「上京のやわらかい頃」四月物語 因果さんの映画レビュー(感想・評価)
上京のやわらかい頃
進学を契機に上京したときの、そこはかとない万能感を孕んだ始まりの予感。自転車を買う気持ちってすごいわかる。なんか簡単に征服できそうな気がするんだよなあ。東京って。狭いし。起伏ないし。でも実際はそんなこと全然なくて、武蔵野からだったらせいぜい八王子くらいが限界だと思う。東京は普通に広い。
大学に入って一番最初の自己紹介、嫌だったな。自分は高校では◯◯をしてて◯◯が趣味で受験方式は◯◯で…みたいな。こっちは◯◯にとりあえず代入する何かを考えるので精一杯なのに、東京慣れしてる人たちは歌でも歌うみたいに朗々と。そいつらだけでアレは良いとかコレは悪いとか独自の世界ができあがってて、こっちには北海道って寒いの?みたいな定型的な質問がたまにお情けで向けられるだけ。

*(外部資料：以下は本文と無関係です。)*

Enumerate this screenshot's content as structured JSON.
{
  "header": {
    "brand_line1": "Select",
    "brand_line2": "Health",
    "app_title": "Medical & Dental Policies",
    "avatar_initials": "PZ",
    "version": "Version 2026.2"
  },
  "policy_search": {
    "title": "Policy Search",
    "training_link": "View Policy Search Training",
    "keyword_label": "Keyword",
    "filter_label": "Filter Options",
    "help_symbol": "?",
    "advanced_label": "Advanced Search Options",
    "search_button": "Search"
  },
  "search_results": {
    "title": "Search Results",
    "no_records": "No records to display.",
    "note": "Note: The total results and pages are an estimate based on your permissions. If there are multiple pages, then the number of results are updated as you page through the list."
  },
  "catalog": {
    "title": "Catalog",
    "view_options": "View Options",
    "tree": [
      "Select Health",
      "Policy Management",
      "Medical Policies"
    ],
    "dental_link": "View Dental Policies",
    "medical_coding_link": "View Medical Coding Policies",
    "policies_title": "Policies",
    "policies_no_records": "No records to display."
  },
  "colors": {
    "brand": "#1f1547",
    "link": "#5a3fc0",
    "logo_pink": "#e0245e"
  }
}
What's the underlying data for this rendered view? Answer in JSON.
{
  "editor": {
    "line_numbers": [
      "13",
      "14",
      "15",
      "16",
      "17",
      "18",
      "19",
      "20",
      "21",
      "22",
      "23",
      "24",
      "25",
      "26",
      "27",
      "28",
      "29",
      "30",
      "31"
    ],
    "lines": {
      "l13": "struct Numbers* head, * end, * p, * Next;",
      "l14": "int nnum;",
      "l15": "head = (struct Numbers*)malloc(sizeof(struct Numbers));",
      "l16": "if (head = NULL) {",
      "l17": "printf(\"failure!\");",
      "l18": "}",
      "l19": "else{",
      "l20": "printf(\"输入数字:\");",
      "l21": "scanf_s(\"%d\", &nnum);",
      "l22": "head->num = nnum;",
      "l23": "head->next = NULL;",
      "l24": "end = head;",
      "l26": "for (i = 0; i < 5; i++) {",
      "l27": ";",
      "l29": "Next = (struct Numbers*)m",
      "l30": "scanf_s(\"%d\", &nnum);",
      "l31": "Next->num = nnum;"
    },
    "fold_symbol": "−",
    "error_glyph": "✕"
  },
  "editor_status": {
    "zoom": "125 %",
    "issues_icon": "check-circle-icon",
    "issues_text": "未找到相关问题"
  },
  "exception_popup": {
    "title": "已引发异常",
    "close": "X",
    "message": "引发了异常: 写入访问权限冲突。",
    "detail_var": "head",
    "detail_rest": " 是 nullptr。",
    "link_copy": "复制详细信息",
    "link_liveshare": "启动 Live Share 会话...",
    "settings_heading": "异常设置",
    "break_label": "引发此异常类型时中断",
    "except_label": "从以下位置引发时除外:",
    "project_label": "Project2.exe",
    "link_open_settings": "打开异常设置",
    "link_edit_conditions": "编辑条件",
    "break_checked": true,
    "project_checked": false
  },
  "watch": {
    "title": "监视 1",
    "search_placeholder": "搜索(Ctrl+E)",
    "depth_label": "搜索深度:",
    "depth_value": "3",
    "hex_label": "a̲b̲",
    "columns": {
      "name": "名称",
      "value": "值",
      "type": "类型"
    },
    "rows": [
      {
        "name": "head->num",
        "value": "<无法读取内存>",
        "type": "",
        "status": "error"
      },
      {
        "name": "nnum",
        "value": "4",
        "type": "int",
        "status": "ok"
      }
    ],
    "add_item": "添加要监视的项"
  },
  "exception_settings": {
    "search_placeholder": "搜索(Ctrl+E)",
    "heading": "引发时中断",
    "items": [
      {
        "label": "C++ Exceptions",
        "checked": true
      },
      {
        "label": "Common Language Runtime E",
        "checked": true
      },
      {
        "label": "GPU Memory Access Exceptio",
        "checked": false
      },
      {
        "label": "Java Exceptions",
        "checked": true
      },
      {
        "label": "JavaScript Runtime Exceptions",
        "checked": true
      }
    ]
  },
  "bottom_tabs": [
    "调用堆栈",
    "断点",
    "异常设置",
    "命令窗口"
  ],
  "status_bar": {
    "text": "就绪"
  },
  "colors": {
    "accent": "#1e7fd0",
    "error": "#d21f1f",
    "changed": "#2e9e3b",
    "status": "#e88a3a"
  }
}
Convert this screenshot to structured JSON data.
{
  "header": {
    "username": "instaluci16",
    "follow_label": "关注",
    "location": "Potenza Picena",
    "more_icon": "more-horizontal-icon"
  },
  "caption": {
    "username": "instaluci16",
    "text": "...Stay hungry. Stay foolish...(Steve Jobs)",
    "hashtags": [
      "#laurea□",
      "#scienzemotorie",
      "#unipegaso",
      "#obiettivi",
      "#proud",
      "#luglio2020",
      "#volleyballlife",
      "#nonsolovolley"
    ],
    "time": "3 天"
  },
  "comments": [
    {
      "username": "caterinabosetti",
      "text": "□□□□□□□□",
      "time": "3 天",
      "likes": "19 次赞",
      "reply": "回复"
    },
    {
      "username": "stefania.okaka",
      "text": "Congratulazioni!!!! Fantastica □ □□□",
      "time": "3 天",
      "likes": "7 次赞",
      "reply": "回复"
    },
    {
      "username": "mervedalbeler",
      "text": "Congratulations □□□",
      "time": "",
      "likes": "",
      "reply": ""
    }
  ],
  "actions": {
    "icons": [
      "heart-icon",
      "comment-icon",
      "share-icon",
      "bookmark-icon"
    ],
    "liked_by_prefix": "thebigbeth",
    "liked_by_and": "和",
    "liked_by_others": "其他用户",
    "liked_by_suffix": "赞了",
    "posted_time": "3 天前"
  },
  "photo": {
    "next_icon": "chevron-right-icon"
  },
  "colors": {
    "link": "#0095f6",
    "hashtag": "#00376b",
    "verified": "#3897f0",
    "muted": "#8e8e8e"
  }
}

東京って怖いな、みたいな素朴な恐怖がこのへんで生まれる。一人暮らしなんかしてるとこの恐怖が際限なく大きくなってくから、読書とか電話とか隣人とか、そういうノイズで誤魔化すしかない。万能感なんかとっくに消えてる。
宙ぶらりんのままフラフラしてテキトーなサークルに無理やり入れられるのもわかる。釣りサークルって絶妙ですよね。公園でルアーの素振りって何の意味があるんだろ。ていうかたいていの大学のサークルには何の意味もない。でもその意味のなさが居心地の良さの正体だったりする。少なくともそこにいる間は何者にもならなくていいから。
1ヶ月もすると自分の周りに起きる良いことと悪いことが同じくらいの比率になってきて、東京の特別さも薄れていく。自分が特別だと感じていた出来事が、実は東京においては普通の出来事に過ぎなかったことを知っていく。東京が生活になっていく。
何も起きない映画、という指摘はとても正しい。本当にその通りだし。この映画が捉えていたのは主人公の心の変化だ。主人公のやわらかい心が、多種多様の些細な出来事を通じて、平坦な生活の重力に耐えられるよう錬磨されていく様子が描かれている。
描き方が少しあざとすぎるんじゃないかという箇所も多いけど、むしろ巧いレトリックだと思う。本当にそのくらいやわらかいんですよ、上京者の四月っていうのは。